The market–like nature–abhors a void. Whenever a frightening uncertainty grips the market, investors project their worst fears into the void created by that uncertainty. Having terrified themselves with the sight of their own projections, they sell, driving down stock prices. As some visibility develops on the future course of events, the market historically has recovered and has done so for one simple reason: investors can cope with actual outcomes, whatever they may be. It’s uncertainty they find so profoundly unnerving.
As our country and others clarify their responses to this heinous act, the market will regain its footing and begin to price shares rationally based upon economic realities. It is possible that the terrorist attack increased the odds of recession in the U.S., though that is by no means a foregone conclusion. Whatever the outcome, the market was already pricing in a weak economy. Thus any additional weakness brought on by the attack will be incremental relative to already low expectations.
Offsetting the economic negatives introduced by the attack are the positive responses of the Federal Government. The Federal Reserve is furiously pumping money into the economy by both direct market action and cutting the Fed Funds rate again yesterday by 0.5%. The Fed and central banks around the world are flooding the global system with liquidity, and there is no more powerful economic stimulus.
The other major policy response of the Federal Government will be to launch a wave of fiscal stimulus that will build rapidly. While the budget surplus has already been greatly reduced, the fact that there is any surplus at all affords the Federal Government a great deal of flexibility in its efforts to support the economy. Rebuilding infrastructure and bailing out airlines are but two of the most obvious pieces of the stimulus package. Together, Federal monetary and fiscal policies designed to stimulate the economy will serve as a powerful counterweight to any recessionary influence from the attack.

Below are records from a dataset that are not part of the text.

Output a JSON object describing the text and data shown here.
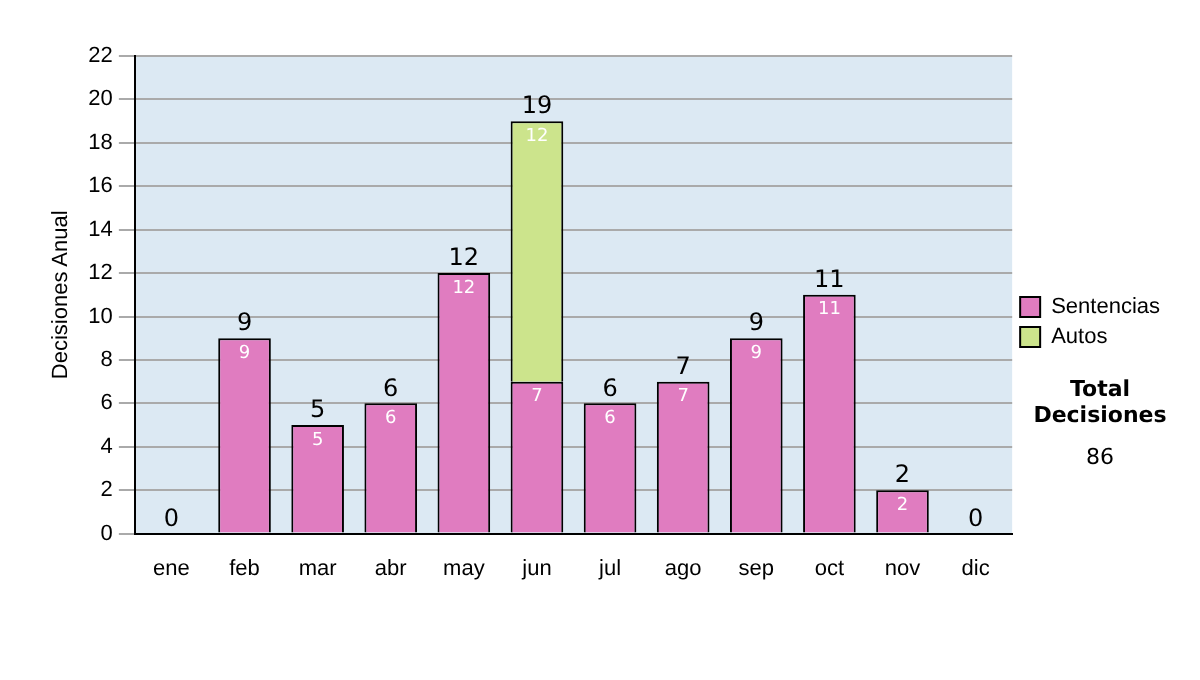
{
  "chart_data": {
    "type": "bar",
    "stacked": true,
    "ylabel": "Decisiones Anual",
    "categories": [
      "ene",
      "feb",
      "mar",
      "abr",
      "may",
      "jun",
      "jul",
      "ago",
      "sep",
      "oct",
      "nov",
      "dic"
    ],
    "series": [
      {
        "name": "Sentencias",
        "color": "#e07cc0",
        "values": [
          0,
          9,
          5,
          6,
          12,
          7,
          6,
          7,
          9,
          11,
          2,
          0
        ],
        "value_labels": [
          null,
          "9",
          "5",
          "6",
          "12",
          "7",
          "6",
          "7",
          "9",
          "11",
          "2",
          null
        ]
      },
      {
        "name": "Autos",
        "color": "#cce48c",
        "values": [
          null,
          null,
          null,
          null,
          null,
          12,
          null,
          null,
          null,
          null,
          null,
          null
        ],
        "value_labels": [
          null,
          null,
          null,
          null,
          null,
          "12",
          null,
          null,
          null,
          null,
          null,
          null
        ]
      }
    ],
    "ylim": [
      0,
      22
    ],
    "yticks": [
      0,
      2,
      4,
      6,
      8,
      10,
      12,
      14,
      16,
      18,
      20,
      22
    ],
    "grid": "y",
    "legend": "right",
    "totals": [
      "0",
      "9",
      "5",
      "6",
      "12",
      "19",
      "6",
      "7",
      "9",
      "11",
      "2",
      "0"
    ],
    "annotations": [
      "Total Decisiones",
      "86"
    ]
  }
}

Sadly, it seems our country is at its best in times of crisis. I spent the last few days driving from Tucson back home to Durham, covering the better part of the coast-to-coast span. I ate in a lot of truck stops and stayed in a lot of motels. I found civility, diversity, humor, helpfulness and an expansiveness of spirit you have to call “heart.” I hope that spirit guides our leaders in their awesome deliberations. I hope they show the world that we as a nation are not only strong, but also wise.